Docents support the museum’s collections, research, and exhibitions by staffing interactive carts, assisting visitors in selected exhibitions, giving Highlights Tours, and facilitating hands-on activities. They interact with thousands of visitors—one may have made your visit especially memorable.
Two of these special, indispensable people are Jane Dunphy and and Barbara Lowis Lehmann, who were recently honored for having devoted forty years of service to the museum.
In search of work that combined her love of children with her love of history, Jane responded to a newspaper ad calling for Smithsonian volunteers. “When I stopped working at the Department of Commerce, I thought that maybe I should have been a teacher,” she said. “But I’ve gotten to do exactly what I wanted to do.”
She began her docent career conducting school tours through the Road Vehicles Hall, a precursor to what is now the museum’s transportation exhibit America on the Move. Her favorite school tours consisted of young children, who she found were very interested in vehicles such as carriages, automobiles and locomotives when prompted by the right questions.
Jane continued to lead school groups through the museum while combining her interest in 18th-century American life in the two former exhibits After the Revolution: Everyday Life in America, 1780-1800 and1776. While the museum was closed for renovations from 2006 to 2008, she joined fellow museum docents at the Smithsonian’s National Air and Space Museum serving visitors at the Treasures of American History exhibition.

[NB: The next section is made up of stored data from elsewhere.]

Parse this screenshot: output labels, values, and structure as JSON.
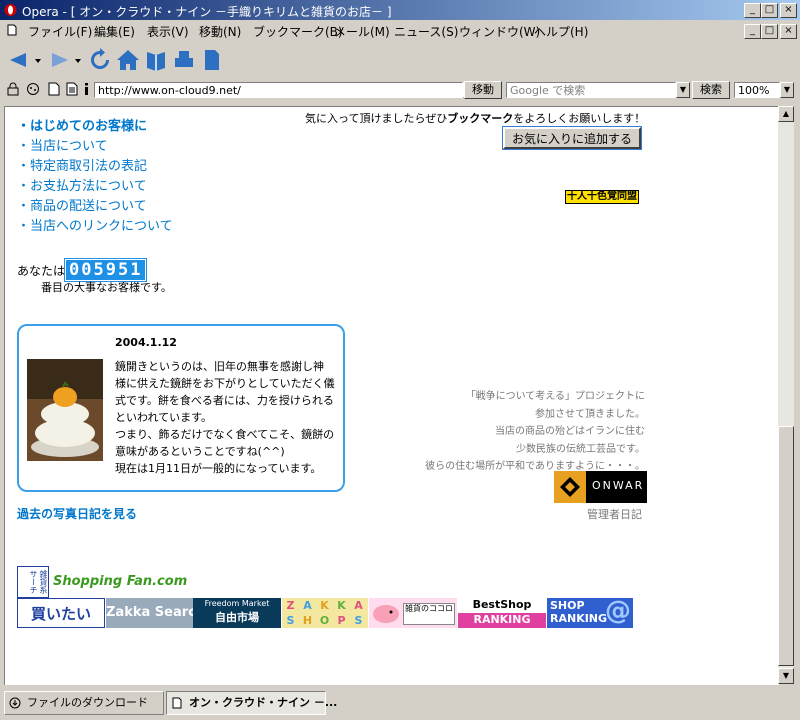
{
  "window": {
    "title": "Opera - [ オン・クラウド・ナイン －手織りキリムと雑貨のお店－ ]",
    "min_glyph": "_",
    "max_glyph": "□",
    "close_glyph": "×"
  },
  "menubar": {
    "items": [
      "ファイル(F)",
      "編集(E)",
      "表示(V)",
      "移動(N)",
      "ブックマーク(B)",
      "メール(M)",
      "ニュース(S)",
      "ウィンドウ(W)",
      "ヘルプ(H)"
    ]
  },
  "address": {
    "url": "http://www.on-cloud9.net/",
    "go_label": "移動",
    "search_placeholder": "Google で検索",
    "search_label": "検索",
    "zoom": "100%"
  },
  "page": {
    "nav_links": [
      "・はじめてのお客様に",
      "・当店について",
      "・特定商取引法の表記",
      "・お支払方法について",
      "・商品の配送について",
      "・当店へのリンクについて"
    ],
    "bookmark_notice_pre": "気に入って頂けましたらぜひ",
    "bookmark_notice_bold": "ブックマーク",
    "bookmark_notice_post": "をよろしくお願いします！",
    "add_favorite_label": "お気に入りに追加する",
    "alliance_badge": "十人十色覚同盟",
    "visitor_prefix": "あなたは",
    "visitor_count": "005951",
    "visitor_suffix": "番目の大事なお客様です。",
    "diary": {
      "date": "2004.1.12",
      "text_lines": [
        "鏡開きというのは、旧年の無事を感謝し神",
        "様に供えた鏡餅をお下がりとしていただく儀",
        "式です。餅を食べる者には、力を授けられる",
        "といわれています。",
        "つまり、飾るだけでなく食べてこそ、鏡餅の",
        "意味があるということですね(^^)",
        "現在は1月11日が一般的になっています。"
      ]
    },
    "past_diary_link": "過去の写真日記を見る",
    "war_project_lines": [
      "「戦争について考える」プロジェクトに",
      "参加させて頂きました。",
      "当店の商品の殆どはイランに住む",
      "少数民族の伝統工芸品です。",
      "彼らの住む場所が平和でありますように・・・。"
    ],
    "onwar_label": "ONWAR",
    "admin_diary_link": "管理者日記",
    "banners": {
      "zakka_search_small": "雑貨系サーチ",
      "shopping_fan": "Shopping Fan.com",
      "kaiitai": "買いたい",
      "zakka_search": "Zakka Search",
      "freedom_market_top": "Freedom Market",
      "freedom_market_bottom": "自由市場",
      "zakka_shops": [
        "Z",
        "A",
        "K",
        "K",
        "A",
        "S",
        "H",
        "O",
        "P",
        "S"
      ],
      "zakka_kokoro": "雑貨のココロ",
      "bestshop_top": "BestShop",
      "bestshop_bottom": "RANKING",
      "shop_ranking_top": "SHOP",
      "shop_ranking_bottom": "RANKING",
      "shop_ranking_at": "@"
    }
  },
  "statusbar": {
    "tab1": "ファイルのダウンロード",
    "tab2": "オン・クラウド・ナイン －..."
  },
  "colors": {
    "link": "#0077cc",
    "counter_bg": "#1e90e6",
    "diary_border": "#3aa0e8",
    "title_gradient_start": "#0a246a",
    "title_gradient_end": "#a6caf0"
  }
}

Currently conducting Highlight tours of the museum, Jane continues to learn while encouraging visitors to become enthusiastic about history. A Washington-area native, she volunteers Thursday mornings at the museum.
Barbara Lowis Lehmann
“When my youngest child went to school, I needed something to do,” said Barbara of her beginnings at the museum. Now in her 40th year as a docent, she remains committed to detail and serving the public.
At a young age Barbara realized that she had more fun in the shop with her father than in the kitchen with her mother. Her early experience with machines and tools transcended through the years, helping her find her niche at the museum. She served as the docent in the museum’s Engines of Change: The American Industrial Revolution, 1790-1860 exhibition where she was able to engage with visitors and give details about the machines she knew so well.
“I’m here to serve the public and kids,” she said. “I like to go into detail instead of making things seem artificial.”
With Engines of Change now closed, Barbara currently works in America on the Move. She also worked in the former Hall of Agriculture and with the Math and Measurement exhibit. She also spent many years conducting school tours focused on the Industrial Revolution.
Originally from central Illinois, Barbara attended the University of Illinois where she obtained two degrees in education and business education. In 1963, she and her family moved to the Washington, D.C. area.
Kate Wiley is a communications assistant at the National Museum of American History.